The sitting of Beard Elementary school on contaminated soil is an especially difficult environmental justice case. Those who will bear the brunt of the harm from the toxic chemicals in the soil are low-income children of color. There are regulations in Michigan for the redevelopment of brownfields for commercial purposes, but not for the construction of schools. There are also regulations for the amount of chemicals in the soil that are dangerous to human health. However, these regulations were set up for the protection of adults rather than children. Therefore, the Due Care clean up procedures required by the Michigan Department of Environmental Quality are not adequate to protect the health of the Beard Elementary School students.Back to Table of Contents
The construction site of the new Beard Elementary/Preschool has a long history of heavy industrial uses. Located on the intersection of Chatfield, Beard, and Green Streets, the 6.4 acre triangle of vacant land is in the heart of Southwest Detroit. The site is surrounded by an elevated railroad to the North and a partially vacant industrial facility to the East and is only 1/4 of a mile northwest of Chrysler Freeway, I-75. Primary occupation of the site began in 1909 by a brass foundry. The brass foundry was closed in 1918 and a variety of industrial activities sponsored by Ireland & Mathews Mfg., Aetna Steel Company, the Ohio Automobile Radiator Company, and the Wolverine Aluminum Company have taken place on the site. Each company occupied different buildings on the site in 1929. During the period between 1937 to 1950, the International Detrola Corporation operated on the property. From 1950 to1964, the U.S. Army owned and operated a tank ordinance center at the site, before donating the land to the City Board of Education, who then ran a vocational skills center and repair garage on the property from 1965 to 1981. In 1981, all of the buildings on the site were demolished. For seventeen years, the site remained vacant (Thornton, 2000; MDEQ 2002).

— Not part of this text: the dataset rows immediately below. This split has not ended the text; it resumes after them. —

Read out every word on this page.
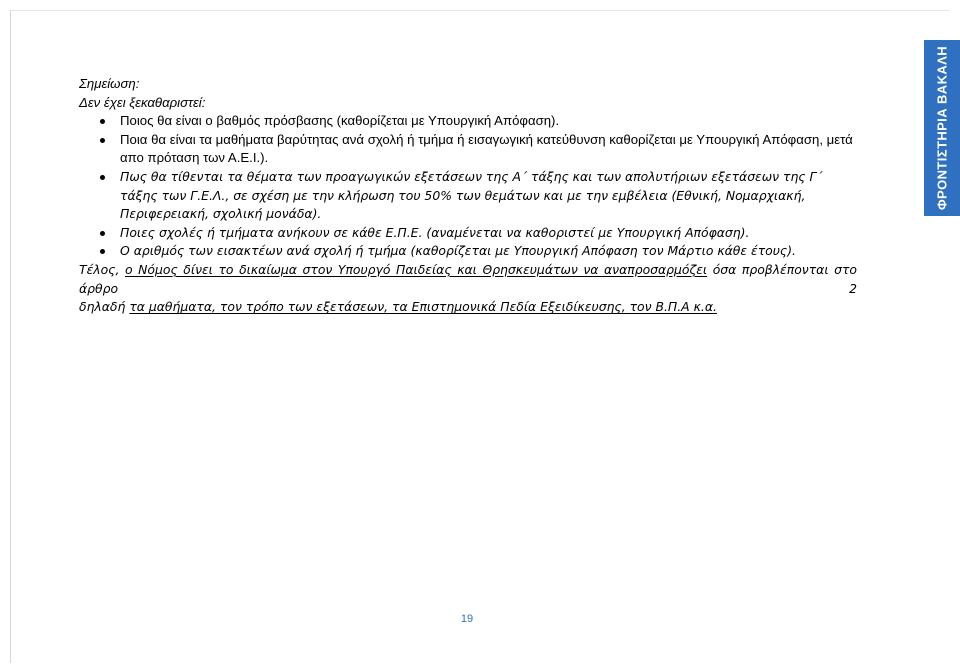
ΦΡΟΝΤΙΣΤΗΡΙΑ ΒΑΚΑΛΗ

Σημείωση:

Δεν έχει ξεκαθαριστεί:

Ποιος θα είναι ο βαθμός πρόσβασης (καθορίζεται με Υπουργική Απόφαση).
Ποια θα είναι τα μαθήματα βαρύτητας ανά σχολή ή τμήμα ή εισαγωγική κατεύθυνση καθορίζεται με Υπουργική Απόφαση, μετά απο πρόταση των Α.Ε.Ι.).
Πως θα τίθενται τα θέματα των προαγωγικών εξετάσεων της Α΄ τάξης και των απολυτήριων εξετάσεων της Γ΄ τάξης των Γ.Ε.Λ., σε σχέση με την κλήρωση του 50% των θεμάτων και με την εμβέλεια (Εθνική, Νομαρχιακή, Περιφερειακή, σχολική μονάδα).
Ποιες σχολές ή τμήματα ανήκουν σε κάθε Ε.Π.Ε. (αναμένεται να καθοριστεί με Υπουργική Απόφαση).
Ο αριθμός των εισακτέων ανά σχολή ή τμήμα (καθορίζεται με Υπουργική Απόφαση τον Μάρτιο κάθε έτους).

Τέλος, ο Νόμος δίνει το δικαίωμα στον Υπουργό Παιδείας και Θρησκευμάτων να αναπροσαρμόζει όσα προβλέπονται στο άρθρο 2

δηλαδή τα μαθήματα, τον τρόπο των εξετάσεων, τα Επιστημονικά Πεδία Εξειδίκευσης, τον Β.Π.Α κ.α.

19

The Beard Elementary school neighborhood is overburdened by polluting facilities. In the two-mile radius around the school, there are a total of 58 polluting facilities (See map above). Of those 58 facilities, the majority handle hazardous waste. In the two-mile radius, there are 40 facilities handling hazardous waste, 3 facilities with toxic releases, 6 with air releases, and 9 facilities that deal with multiple types of pollutants (U.S. Environmental Protection Agency, 2000). With the disproportionate amount of pollution in the neighborhood already, further exposure to the children as a result of the sitting of the new elementary school on contaminated soil compounds already dangerous health risks.

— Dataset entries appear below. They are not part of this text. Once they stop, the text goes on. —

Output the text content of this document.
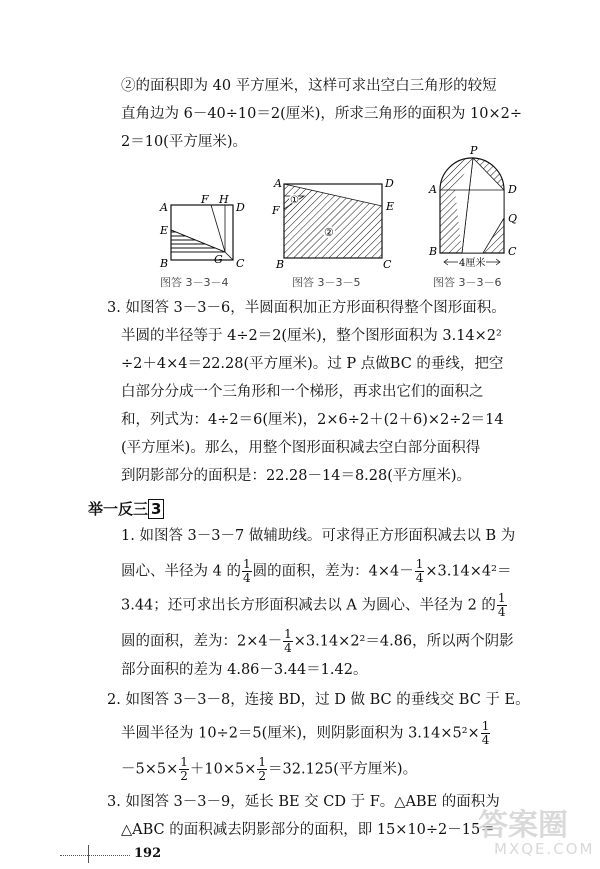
②的面积即为 40 平方厘米，这样可求出空白三角形的较短
直角边为 6－40÷10＝2(厘米)，所求三角形的面积为 10×2÷
2＝10(平方厘米)。
A
F H
D
E
B	G C
图答 3－3－4
①
②
A	D
F	E
B	C
图答 3－3－5
4厘米
P
A	D
Q
B	C
图答 3－3－6
3. 如图答 3－3－6，半圆面积加正方形面积得整个图形面积。
半圆的半径等于 4÷2＝2(厘米)，整个图形面积为 3.14×2²
÷2＋4×4＝22.28(平方厘米)。过 P 点做BC 的垂线，把空
白部分分成一个三角形和一个梯形，再求出它们的面积之
和，列式为：4÷2＝6(厘米)，2×6÷2＋(2＋6)×2÷2＝14
(平方厘米)。那么，用整个图形面积减去空白部分面积得
到阴影部分的面积是：22.28－14＝8.28(平方厘米)。
举一反三 3
1. 如图答 3－3－7 做辅助线。可求得正方形面积减去以 B 为
圆心、半径为 4 的 $\frac{1}{4}$ 圆的面积，差为：$4\times 4- \frac{1}{4} \times 3.14\times 4^2=$
3.44；还可求出长方形面积减去以 A 为圆心、半径为 2 的 $\frac{1}{4}$
圆的面积，差为：$2\times 4- \frac{1}{4} \times 3.14\times 2^2=4.86$，所以两个阴影
部分面积的差为 4.86－3.44＝1.42。
2. 如图答 3－3－8，连接 BD，过 D 做 BC 的垂线交 BC 于 E。
半圆半径为 10÷2＝5(厘米)，则阴影面积为 $3.14\times 5^2\times \frac{1}{4}$
$-5\times 5\times \frac{1}{2} +10\times 5\times \frac{1}{2} =32.125$(平方厘米)。
3. 如图答 3－3－9，延长 BE 交 CD 于 F。△ABE 的面积为
△ABC 的面积减去阴影部分的面积，即 15×10÷2－15＝
192
答案圈
MXQE.COM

Beard Elementary School Site Environmental Testing
In August of 1998, the Southwest Detroit Environmental Vision (SDEV) requested that the Detroit Public Schools (DPS) supply notification on present ownership of the land. In October and December of 1998, the DPS sent extension letters to SDEV reporting that the records about the property had either been lost or destroyed (Milberg, 2000a). As a result of the previous industrial use, an environmental group, Southwest Detroit Environmental Vision, requested that the abandoned site be considered for funding through the Wayne County Brownfield Authority (Thornton, 2000). In January of 1999, students from the University of Michigan conducted research on the site’s history. An environmental consultant hired by SDEV completed a review of the site history in March of 1999 and concluded that the site was contaminated with toxic compounds (Milberg, 2000b).
SDEV representatives Kathy Milberg and Juan Jose Martinez met with the DPS soon after the contamination was discovered and provided them with the site report. The DPS then gave permission to conduct Phase I and Phase II Environmental Assessments of the area for commercial reuse (Milberg, 2000a). In July and August of 1999 the Phase I and II assessments were finished for Wayne County (Thornton, 2000). After the initial Phase I and II assessments were completed for commercial reuse, the DPS decided to build the new Beard Elementary/Preschool on the site. Construction of the new school commenced in July of 2000 (Thornton, 2000). The Michigan Department of Environmental Quality (MDEQ), requested additional testing on the site because of the previous discovery of contaminants like lead, benzo(a)pyrene, polychlorinated biphenyl’s (PCB’s), PNAs, trichloroethylene, and arsenic (Thornton, 2000).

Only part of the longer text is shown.